Come fall, a project Badovinus has long had in the works is expected to come to fruition: an ambitious new restaurant in the Design District, Town Hearth. It takes its name from the wood-burning oven and mammoth wood-burning grill he has planned for the 6,000-square-foot space. "There's a huge stack of Douglas fir just sitting there ready," he says. "Nothing puts the pressure on for getting open like paying rent."

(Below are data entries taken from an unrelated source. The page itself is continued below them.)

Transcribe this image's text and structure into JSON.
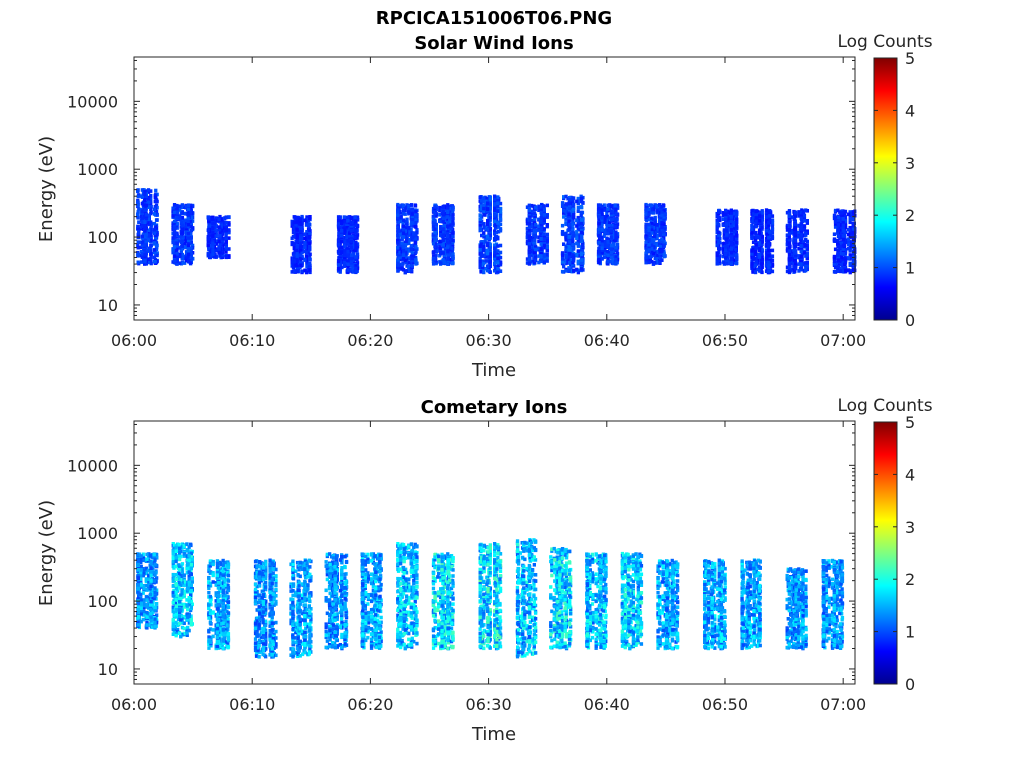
{
  "figure_title": "RPCICA151006T06.PNG",
  "colorbar_label": "Log Counts",
  "colormap": "jet",
  "chart_data": [
    {
      "type": "heatmap",
      "title": "Solar Wind Ions",
      "xlabel": "Time",
      "ylabel": "Energy (eV)",
      "x_range": [
        "06:00",
        "07:01"
      ],
      "x_ticks": [
        "06:00",
        "06:10",
        "06:20",
        "06:30",
        "06:40",
        "06:50",
        "07:00"
      ],
      "y_scale": "log",
      "y_range": [
        6,
        45000
      ],
      "y_ticks": [
        "10",
        "100",
        "1000",
        "10000"
      ],
      "color_range": [
        0,
        5
      ],
      "color_ticks": [
        "0",
        "1",
        "2",
        "3",
        "4",
        "5"
      ],
      "bursts": [
        {
          "t": "06:01",
          "e_low": 40,
          "e_high": 500,
          "level": 0.5
        },
        {
          "t": "06:04",
          "e_low": 40,
          "e_high": 300,
          "level": 0.5
        },
        {
          "t": "06:07",
          "e_low": 50,
          "e_high": 200,
          "level": 0.4
        },
        {
          "t": "06:14",
          "e_low": 30,
          "e_high": 200,
          "level": 0.4
        },
        {
          "t": "06:18",
          "e_low": 30,
          "e_high": 200,
          "level": 0.4
        },
        {
          "t": "06:23",
          "e_low": 30,
          "e_high": 300,
          "level": 0.5
        },
        {
          "t": "06:26",
          "e_low": 40,
          "e_high": 300,
          "level": 0.5
        },
        {
          "t": "06:30",
          "e_low": 30,
          "e_high": 400,
          "level": 0.6
        },
        {
          "t": "06:34",
          "e_low": 40,
          "e_high": 300,
          "level": 0.5
        },
        {
          "t": "06:37",
          "e_low": 30,
          "e_high": 400,
          "level": 0.6
        },
        {
          "t": "06:40",
          "e_low": 40,
          "e_high": 300,
          "level": 0.5
        },
        {
          "t": "06:44",
          "e_low": 40,
          "e_high": 300,
          "level": 0.5
        },
        {
          "t": "06:50",
          "e_low": 40,
          "e_high": 250,
          "level": 0.4
        },
        {
          "t": "06:53",
          "e_low": 30,
          "e_high": 250,
          "level": 0.4
        },
        {
          "t": "06:56",
          "e_low": 30,
          "e_high": 250,
          "level": 0.4
        },
        {
          "t": "07:00",
          "e_low": 30,
          "e_high": 250,
          "level": 0.4
        }
      ]
    },
    {
      "type": "heatmap",
      "title": "Cometary Ions",
      "xlabel": "Time",
      "ylabel": "Energy (eV)",
      "x_range": [
        "06:00",
        "07:01"
      ],
      "x_ticks": [
        "06:00",
        "06:10",
        "06:20",
        "06:30",
        "06:40",
        "06:50",
        "07:00"
      ],
      "y_scale": "log",
      "y_range": [
        6,
        45000
      ],
      "y_ticks": [
        "10",
        "100",
        "1000",
        "10000"
      ],
      "color_range": [
        0,
        5
      ],
      "color_ticks": [
        "0",
        "1",
        "2",
        "3",
        "4",
        "5"
      ],
      "bursts": [
        {
          "t": "06:01",
          "e_low": 40,
          "e_high": 500,
          "level": 1.2
        },
        {
          "t": "06:04",
          "e_low": 30,
          "e_high": 700,
          "level": 1.5
        },
        {
          "t": "06:07",
          "e_low": 20,
          "e_high": 400,
          "level": 1.3
        },
        {
          "t": "06:11",
          "e_low": 15,
          "e_high": 400,
          "level": 1.2
        },
        {
          "t": "06:14",
          "e_low": 15,
          "e_high": 400,
          "level": 1.3
        },
        {
          "t": "06:17",
          "e_low": 20,
          "e_high": 500,
          "level": 1.2
        },
        {
          "t": "06:20",
          "e_low": 20,
          "e_high": 500,
          "level": 1.3
        },
        {
          "t": "06:23",
          "e_low": 20,
          "e_high": 700,
          "level": 1.5
        },
        {
          "t": "06:26",
          "e_low": 20,
          "e_high": 500,
          "level": 1.7
        },
        {
          "t": "06:30",
          "e_low": 20,
          "e_high": 700,
          "level": 1.8
        },
        {
          "t": "06:33",
          "e_low": 15,
          "e_high": 800,
          "level": 1.5
        },
        {
          "t": "06:36",
          "e_low": 20,
          "e_high": 600,
          "level": 1.7
        },
        {
          "t": "06:39",
          "e_low": 20,
          "e_high": 500,
          "level": 1.5
        },
        {
          "t": "06:42",
          "e_low": 20,
          "e_high": 500,
          "level": 1.6
        },
        {
          "t": "06:45",
          "e_low": 20,
          "e_high": 400,
          "level": 1.3
        },
        {
          "t": "06:49",
          "e_low": 20,
          "e_high": 400,
          "level": 1.4
        },
        {
          "t": "06:52",
          "e_low": 20,
          "e_high": 400,
          "level": 1.3
        },
        {
          "t": "06:56",
          "e_low": 20,
          "e_high": 300,
          "level": 1.2
        },
        {
          "t": "06:59",
          "e_low": 20,
          "e_high": 400,
          "level": 1.2
        }
      ]
    }
  ]
}
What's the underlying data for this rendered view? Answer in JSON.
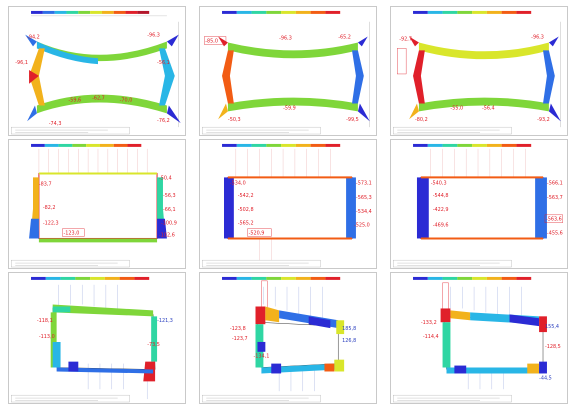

Meanwhile, back at the Mansion, executive sous-chef Jared Harms and chef de cuisine Nick Walker have been running the kitchen since Davaillon's departure, and the hotel's management is actively seeking his replacement. "We are commited to appointing the right individual," says Katie Norwood, the hotel's spokeswoman, "a visionary talent befitting the Mansion Restaurant's long-standing reputation of world-class culinary excellence. We look forward to sharing an announcement in the coming months."
We'll be here, holding our collective breath. And when we're not, we'll be eagerly diving into all the exciting new plates.
UPDATE: APRIL 6, 2016 Three chefs mentioned in this story have left their restaurants: Kyle McClelland and Annika De Paula Loureiro have left Vicini American-Italian Kitchen; Cody Sharp is no longer at Filament.